When a lender or creditor looks at your credit report, a key question they are trying to answer is, “If I extend this person credit, will they pay it back on time?” One of the things they will take into consideration is your payment history – how you’ve repaid your credit in the past. Your payment history may include credit cards, retail department store accounts, installment loans, auto loans, student loans, finance company accounts, home equity loans and mortgage loans.
Payment history will also show a lender or creditor details on late or missed payments, bankruptcies, and collection information. Credit scoring models generally look at how late your payments were, how much was owed, and how recently and how often you missed a payment. Your credit history  will also detail how many of your credit accounts have been delinquent in relation to all of your accounts on file. So, if you have 10 credit accounts, and you’ve had a late payment on 5 of those accounts, that ratio may impact credit scores.
Your payment history also includes details on bankruptcies, foreclosures, wage attachments and any accounts that have been reported to collection agencies.
Generally speaking, credit scoring models will consider all of this information, which is why the payment history section may have a big impact in determining some credit scores.

Used credit vs. available credit

Another factor lenders and creditors are looking at is how much of your available credit – the “credit limit” – you are using.
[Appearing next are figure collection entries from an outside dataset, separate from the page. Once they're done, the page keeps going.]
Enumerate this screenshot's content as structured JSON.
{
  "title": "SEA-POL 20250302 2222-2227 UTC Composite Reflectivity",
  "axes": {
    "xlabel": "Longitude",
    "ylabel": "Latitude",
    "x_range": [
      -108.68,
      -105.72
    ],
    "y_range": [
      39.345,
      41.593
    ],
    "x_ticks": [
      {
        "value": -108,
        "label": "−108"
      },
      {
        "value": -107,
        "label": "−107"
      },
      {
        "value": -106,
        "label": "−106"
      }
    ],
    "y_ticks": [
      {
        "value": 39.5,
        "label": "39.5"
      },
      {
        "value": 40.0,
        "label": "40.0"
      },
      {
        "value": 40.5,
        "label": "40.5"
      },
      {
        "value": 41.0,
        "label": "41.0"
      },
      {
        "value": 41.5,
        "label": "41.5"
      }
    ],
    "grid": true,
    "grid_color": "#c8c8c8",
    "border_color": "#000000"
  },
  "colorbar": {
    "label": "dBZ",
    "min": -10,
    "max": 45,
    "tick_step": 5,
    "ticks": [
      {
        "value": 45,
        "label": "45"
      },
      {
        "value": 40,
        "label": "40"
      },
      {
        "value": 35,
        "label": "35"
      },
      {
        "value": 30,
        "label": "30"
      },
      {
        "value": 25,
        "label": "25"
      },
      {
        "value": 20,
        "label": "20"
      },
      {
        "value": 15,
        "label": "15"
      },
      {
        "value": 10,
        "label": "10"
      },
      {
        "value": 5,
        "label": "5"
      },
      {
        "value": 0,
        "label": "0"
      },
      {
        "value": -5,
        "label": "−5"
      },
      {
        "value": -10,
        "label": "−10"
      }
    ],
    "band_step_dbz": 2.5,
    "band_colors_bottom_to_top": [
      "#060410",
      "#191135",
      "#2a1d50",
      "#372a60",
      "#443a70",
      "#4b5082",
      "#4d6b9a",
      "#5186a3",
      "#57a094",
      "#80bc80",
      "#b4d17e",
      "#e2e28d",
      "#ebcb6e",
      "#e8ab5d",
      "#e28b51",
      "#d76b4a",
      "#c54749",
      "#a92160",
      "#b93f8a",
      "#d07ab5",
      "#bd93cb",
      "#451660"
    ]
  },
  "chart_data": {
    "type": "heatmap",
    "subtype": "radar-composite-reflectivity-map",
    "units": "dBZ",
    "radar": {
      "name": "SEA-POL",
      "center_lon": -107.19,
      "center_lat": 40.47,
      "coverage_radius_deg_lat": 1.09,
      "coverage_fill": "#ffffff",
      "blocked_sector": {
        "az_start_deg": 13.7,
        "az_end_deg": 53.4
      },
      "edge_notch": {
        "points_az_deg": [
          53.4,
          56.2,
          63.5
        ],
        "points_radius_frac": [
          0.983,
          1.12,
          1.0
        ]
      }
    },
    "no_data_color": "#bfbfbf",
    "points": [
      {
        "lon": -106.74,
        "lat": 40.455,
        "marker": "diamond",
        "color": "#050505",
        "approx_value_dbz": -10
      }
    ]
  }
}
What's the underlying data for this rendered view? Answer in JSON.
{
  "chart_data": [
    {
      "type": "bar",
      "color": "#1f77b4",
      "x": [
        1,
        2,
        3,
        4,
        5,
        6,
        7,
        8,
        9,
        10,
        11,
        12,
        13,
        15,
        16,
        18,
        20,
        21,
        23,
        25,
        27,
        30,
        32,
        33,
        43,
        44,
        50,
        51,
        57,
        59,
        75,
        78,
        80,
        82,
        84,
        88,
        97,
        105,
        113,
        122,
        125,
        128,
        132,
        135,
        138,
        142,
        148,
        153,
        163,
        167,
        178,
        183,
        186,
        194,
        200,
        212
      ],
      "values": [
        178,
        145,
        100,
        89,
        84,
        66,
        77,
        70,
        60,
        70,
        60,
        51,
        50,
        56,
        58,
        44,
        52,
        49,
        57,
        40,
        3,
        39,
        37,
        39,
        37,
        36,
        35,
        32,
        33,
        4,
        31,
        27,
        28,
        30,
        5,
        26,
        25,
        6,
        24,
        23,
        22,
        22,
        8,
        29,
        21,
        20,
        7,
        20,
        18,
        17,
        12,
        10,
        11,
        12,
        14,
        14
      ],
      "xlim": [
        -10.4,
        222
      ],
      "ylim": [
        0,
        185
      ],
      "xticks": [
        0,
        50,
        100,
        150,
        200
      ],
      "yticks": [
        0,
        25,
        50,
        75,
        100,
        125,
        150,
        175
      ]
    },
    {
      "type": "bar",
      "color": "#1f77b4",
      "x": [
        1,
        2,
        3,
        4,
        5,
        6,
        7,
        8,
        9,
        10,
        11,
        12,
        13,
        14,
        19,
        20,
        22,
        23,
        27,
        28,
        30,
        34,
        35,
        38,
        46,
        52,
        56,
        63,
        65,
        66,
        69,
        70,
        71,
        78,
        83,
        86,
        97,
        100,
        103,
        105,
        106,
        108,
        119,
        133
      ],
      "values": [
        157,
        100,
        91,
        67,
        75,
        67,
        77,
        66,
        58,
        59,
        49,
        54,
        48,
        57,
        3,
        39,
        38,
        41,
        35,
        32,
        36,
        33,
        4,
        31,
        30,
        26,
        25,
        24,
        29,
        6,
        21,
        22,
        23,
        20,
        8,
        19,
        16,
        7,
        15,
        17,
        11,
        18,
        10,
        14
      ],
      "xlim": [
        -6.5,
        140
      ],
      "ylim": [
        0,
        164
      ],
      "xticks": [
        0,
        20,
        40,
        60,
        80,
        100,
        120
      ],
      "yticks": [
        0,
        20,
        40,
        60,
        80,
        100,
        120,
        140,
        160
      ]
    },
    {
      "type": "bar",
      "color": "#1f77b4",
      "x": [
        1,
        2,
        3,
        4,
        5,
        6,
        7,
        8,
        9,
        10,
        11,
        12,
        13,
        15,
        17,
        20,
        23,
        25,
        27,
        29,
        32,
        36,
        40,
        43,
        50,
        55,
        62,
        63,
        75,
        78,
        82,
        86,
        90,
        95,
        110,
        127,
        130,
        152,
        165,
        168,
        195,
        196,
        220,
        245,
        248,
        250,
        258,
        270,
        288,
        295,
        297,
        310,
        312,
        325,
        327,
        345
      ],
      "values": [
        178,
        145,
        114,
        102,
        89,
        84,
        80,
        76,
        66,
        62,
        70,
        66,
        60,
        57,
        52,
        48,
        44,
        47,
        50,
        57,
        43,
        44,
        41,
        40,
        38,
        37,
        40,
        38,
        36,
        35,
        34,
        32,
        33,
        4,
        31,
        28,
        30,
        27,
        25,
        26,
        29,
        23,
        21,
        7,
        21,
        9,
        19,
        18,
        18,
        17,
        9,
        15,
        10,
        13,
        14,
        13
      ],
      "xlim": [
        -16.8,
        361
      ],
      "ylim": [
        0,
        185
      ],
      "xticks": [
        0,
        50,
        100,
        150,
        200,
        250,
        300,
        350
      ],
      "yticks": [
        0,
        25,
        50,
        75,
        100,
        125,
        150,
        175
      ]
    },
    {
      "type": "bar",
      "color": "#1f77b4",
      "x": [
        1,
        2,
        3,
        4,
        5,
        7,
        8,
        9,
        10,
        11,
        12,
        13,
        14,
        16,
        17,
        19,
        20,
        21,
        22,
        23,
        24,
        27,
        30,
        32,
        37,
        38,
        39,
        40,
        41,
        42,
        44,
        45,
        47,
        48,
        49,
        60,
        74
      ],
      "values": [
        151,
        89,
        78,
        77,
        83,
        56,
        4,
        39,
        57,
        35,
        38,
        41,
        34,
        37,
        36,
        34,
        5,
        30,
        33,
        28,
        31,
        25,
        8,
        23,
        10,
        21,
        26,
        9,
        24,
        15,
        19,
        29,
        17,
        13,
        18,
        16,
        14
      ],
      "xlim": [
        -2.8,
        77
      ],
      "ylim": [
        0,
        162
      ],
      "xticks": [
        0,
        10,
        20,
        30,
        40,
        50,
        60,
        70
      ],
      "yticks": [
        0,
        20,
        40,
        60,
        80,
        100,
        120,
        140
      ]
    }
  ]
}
Lenders and creditors like to see that you are responsibly able to use credit and pay it off, regularly. If you have a mix of credit accounts that are “maxed out” or at their limit, that may impact credit scores.

Type of credit used

Credit score calculations may also consider the different types of credit accounts you have, including revolving debt (such as credit cards) and installment loans (such as mortgages, home equity loans, auto loans, student loans and personal loans).
Another factor is how many of each type of account you have. Lenders and creditors like to see that you’re able to manage multiple accounts of different types and credit scoring models may reflect this.
New credit

Credit score calculations may also consider how many new credit accounts you have opened recently. New accounts may impact the length of your credit history.
Length of credit history

This section of your credit history details how long different credit accounts have been active. Credit score calculations may consider both how long your oldest and most recent accounts have been open. Generally speaking, creditors like to see that you have a history of responsibly paying off your credit accounts.
Hard inquiries

“Hard inquiries” occur when lenders and creditors check your credit in response to a credit application. A large number of hard inquiries can impact your credit score. However, if you are shopping for a new auto or mortgage loan or a new utility provider, the multiple inquiries are generally counted as one inquiry for a given period of time. That period of time may vary depending on the credit scoring model, but it’s typically from 14 to 45 days.
Credit score calculations do not consider requests a creditor has made for your credit report for a preapproved credit offer, or periodic reviews of your credit report by lenders and creditors you have an existing account with. Checking your own credit also doesn’t affect credit scores. These are known as “soft inquiries.”